Lake Like a Mirror
Malaysian writer Ho’s excellent debut collection features women pushed to the margins of society. In “The Wall,” a highway construction project transforms a neighborhood. After a little girl who lived in a nearby apartment building is run over and killed, a barrier is built between the highway and the back of the apartment building. The life of a woman called “next-door aunty” is disrupted by the presence of the wall, which blocks sunlight and her back door. In Ho's sly fantastical tale, the aunty’s body gradually adjusts, becoming thin enough that she can slip through the foot of space between door and wall.
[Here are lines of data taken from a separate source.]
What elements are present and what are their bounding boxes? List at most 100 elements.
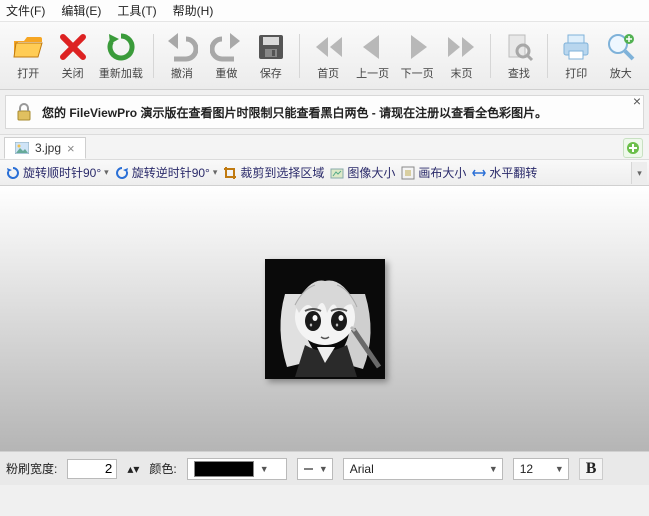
crop-label: 裁剪到选择区域 bbox=[240, 164, 324, 181]
color-swatch bbox=[194, 461, 254, 477]
bold-button[interactable]: B bbox=[579, 458, 604, 480]
last-label: 末页 bbox=[451, 65, 473, 81]
chevron-down-icon: ▼ bbox=[319, 464, 328, 474]
brush-width-label: 粉刷宽度: bbox=[6, 460, 57, 477]
first-label: 首页 bbox=[317, 65, 339, 81]
first-page-button[interactable]: 首页 bbox=[306, 26, 350, 86]
menu-file[interactable]: 文件(F) bbox=[6, 2, 45, 19]
notice-banner: 您的 FileViewPro 演示版在查看图片时限制只能查看黑白两色 - 请现在… bbox=[5, 95, 644, 129]
menu-edit[interactable]: 编辑(E) bbox=[61, 2, 101, 19]
undo-button[interactable]: 撤消 bbox=[160, 26, 204, 86]
rotate-cw-label: 旋转顺时针90° bbox=[23, 164, 101, 181]
font-family-picker[interactable]: Arial ▼ bbox=[343, 458, 503, 480]
tab-close-button[interactable]: × bbox=[67, 141, 75, 156]
magnifier-document-icon bbox=[503, 31, 535, 63]
printer-icon bbox=[560, 31, 592, 63]
tab-label: 3.jpg bbox=[35, 141, 61, 155]
next-icon bbox=[401, 31, 433, 63]
line-style-icon bbox=[304, 465, 313, 473]
open-label: 打开 bbox=[17, 65, 39, 81]
save-label: 保存 bbox=[260, 65, 282, 81]
add-tab-button[interactable] bbox=[623, 138, 643, 158]
image-size-button[interactable]: 图像大小 bbox=[330, 164, 395, 181]
folder-open-icon bbox=[12, 31, 44, 63]
menu-tools[interactable]: 工具(T) bbox=[117, 2, 156, 19]
reload-label: 重新加载 bbox=[99, 65, 143, 81]
prev-icon bbox=[357, 31, 389, 63]
rotate-ccw-button[interactable]: 旋转逆时针90° ▾ bbox=[115, 164, 218, 181]
color-label: 颜色: bbox=[149, 460, 176, 477]
redo-icon bbox=[210, 31, 242, 63]
crop-icon bbox=[223, 166, 237, 180]
font-size-picker[interactable]: 12 ▼ bbox=[513, 458, 569, 480]
image-size-label: 图像大小 bbox=[347, 164, 395, 181]
properties-bar: 粉刷宽度: ▴▾ 颜色: ▼ ▼ Arial ▼ 12 ▼ B bbox=[0, 451, 649, 485]
main-toolbar: 打开 关闭 重新加载 撤消 重做 保存 首页 上一页 下一页 末页 查找 bbox=[0, 22, 649, 90]
font-size-value: 12 bbox=[520, 462, 549, 476]
print-button[interactable]: 打印 bbox=[554, 26, 598, 86]
zoom-label: 放大 bbox=[610, 65, 632, 81]
dropdown-arrow-icon[interactable]: ▾ bbox=[104, 167, 109, 178]
undo-label: 撤消 bbox=[171, 65, 193, 81]
open-button[interactable]: 打开 bbox=[6, 26, 50, 86]
prev-label: 上一页 bbox=[356, 65, 389, 81]
toolbar-separator bbox=[153, 34, 154, 78]
print-label: 打印 bbox=[565, 65, 587, 81]
lock-icon bbox=[14, 102, 34, 122]
tab-strip: 3.jpg × bbox=[0, 134, 649, 160]
file-tab[interactable]: 3.jpg × bbox=[4, 137, 86, 159]
flip-h-icon bbox=[472, 166, 486, 180]
zoom-button[interactable]: 放大 bbox=[599, 26, 643, 86]
chevron-down-icon: ▾ bbox=[637, 168, 642, 179]
zoom-in-icon bbox=[605, 31, 637, 63]
reload-button[interactable]: 重新加载 bbox=[95, 26, 147, 86]
first-icon bbox=[312, 31, 344, 63]
rotate-cw-icon bbox=[6, 166, 20, 180]
chevron-down-icon: ▼ bbox=[489, 464, 498, 474]
menu-help[interactable]: 帮助(H) bbox=[173, 2, 214, 19]
next-label: 下一页 bbox=[401, 65, 434, 81]
rotate-ccw-label: 旋转逆时针90° bbox=[132, 164, 210, 181]
rotate-ccw-icon bbox=[115, 166, 129, 180]
canvas-size-label: 画布大小 bbox=[418, 164, 466, 181]
find-label: 查找 bbox=[508, 65, 530, 81]
save-icon bbox=[255, 31, 287, 63]
close-label: 关闭 bbox=[62, 65, 84, 81]
canvas-size-icon bbox=[401, 166, 415, 180]
save-button[interactable]: 保存 bbox=[249, 26, 293, 86]
chevron-down-icon: ▼ bbox=[260, 464, 269, 474]
toolbar-separator bbox=[547, 34, 548, 78]
bold-label: B bbox=[586, 460, 597, 478]
flip-horizontal-button[interactable]: 水平翻转 bbox=[472, 164, 537, 181]
close-button[interactable]: 关闭 bbox=[50, 26, 94, 86]
displayed-image bbox=[265, 259, 385, 379]
canvas-size-button[interactable]: 画布大小 bbox=[401, 164, 466, 181]
image-thumb-icon bbox=[15, 142, 29, 154]
last-page-button[interactable]: 末页 bbox=[439, 26, 483, 86]
reload-icon bbox=[105, 31, 137, 63]
rotate-cw-button[interactable]: 旋转顺时针90° ▾ bbox=[6, 164, 109, 181]
dropdown-arrow-icon[interactable]: ▾ bbox=[213, 167, 218, 178]
redo-button[interactable]: 重做 bbox=[204, 26, 248, 86]
line-style-picker[interactable]: ▼ bbox=[297, 458, 333, 480]
anime-character-bw-icon bbox=[265, 259, 385, 379]
image-ops-bar: 旋转顺时针90° ▾ 旋转逆时针90° ▾ 裁剪到选择区域 图像大小 画布大小 … bbox=[0, 160, 649, 186]
prev-page-button[interactable]: 上一页 bbox=[350, 26, 394, 86]
next-page-button[interactable]: 下一页 bbox=[395, 26, 439, 86]
crop-button[interactable]: 裁剪到选择区域 bbox=[223, 164, 324, 181]
ops-overflow-button[interactable]: ▾ bbox=[631, 162, 647, 184]
image-viewport[interactable] bbox=[0, 186, 649, 451]
brush-width-spinner[interactable]: ▴▾ bbox=[127, 462, 139, 476]
chevron-down-icon: ▼ bbox=[555, 464, 564, 474]
notice-text: 您的 FileViewPro 演示版在查看图片时限制只能查看黑白两色 - 请现在… bbox=[42, 104, 547, 121]
undo-icon bbox=[166, 31, 198, 63]
font-family-value: Arial bbox=[350, 462, 483, 476]
color-picker[interactable]: ▼ bbox=[187, 458, 287, 480]
find-button[interactable]: 查找 bbox=[497, 26, 541, 86]
menubar: 文件(F) 编辑(E) 工具(T) 帮助(H) bbox=[0, 0, 649, 22]
plus-icon bbox=[626, 141, 640, 155]
resize-image-icon bbox=[330, 166, 344, 180]
banner-close-button[interactable]: × bbox=[633, 94, 641, 108]
brush-width-input[interactable] bbox=[67, 459, 117, 479]
toolbar-separator bbox=[299, 34, 300, 78]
In “Aminah,” a young woman with that name born to a Muslim father applies to the Syariah Court to leave Islam. The application is denied, and she is ordered to stay at a rehabilitation center. In her despair and frustration, she wanders the grounds at night in her sleep, naked, spurring crises of faith among the teachers and wardens. In “Wind Through the Pineapple Leaves, Through the Frangipani,” another Aminah lends further insight to resisting a Muslim rehabilitation center (“Reading from the Quran mends mouths, but they sin by mispronouncing syllables. They sin by secretly skipping pages”), and Aminah begins imagining a froglike angelic apparition. Ho's vivid imagination and keen eye for women’s pain, gracefully translated, are hallmarks of a deeply talented writer. (Apr.)
Correction: An earlier version of this review transposed the author's first and last names.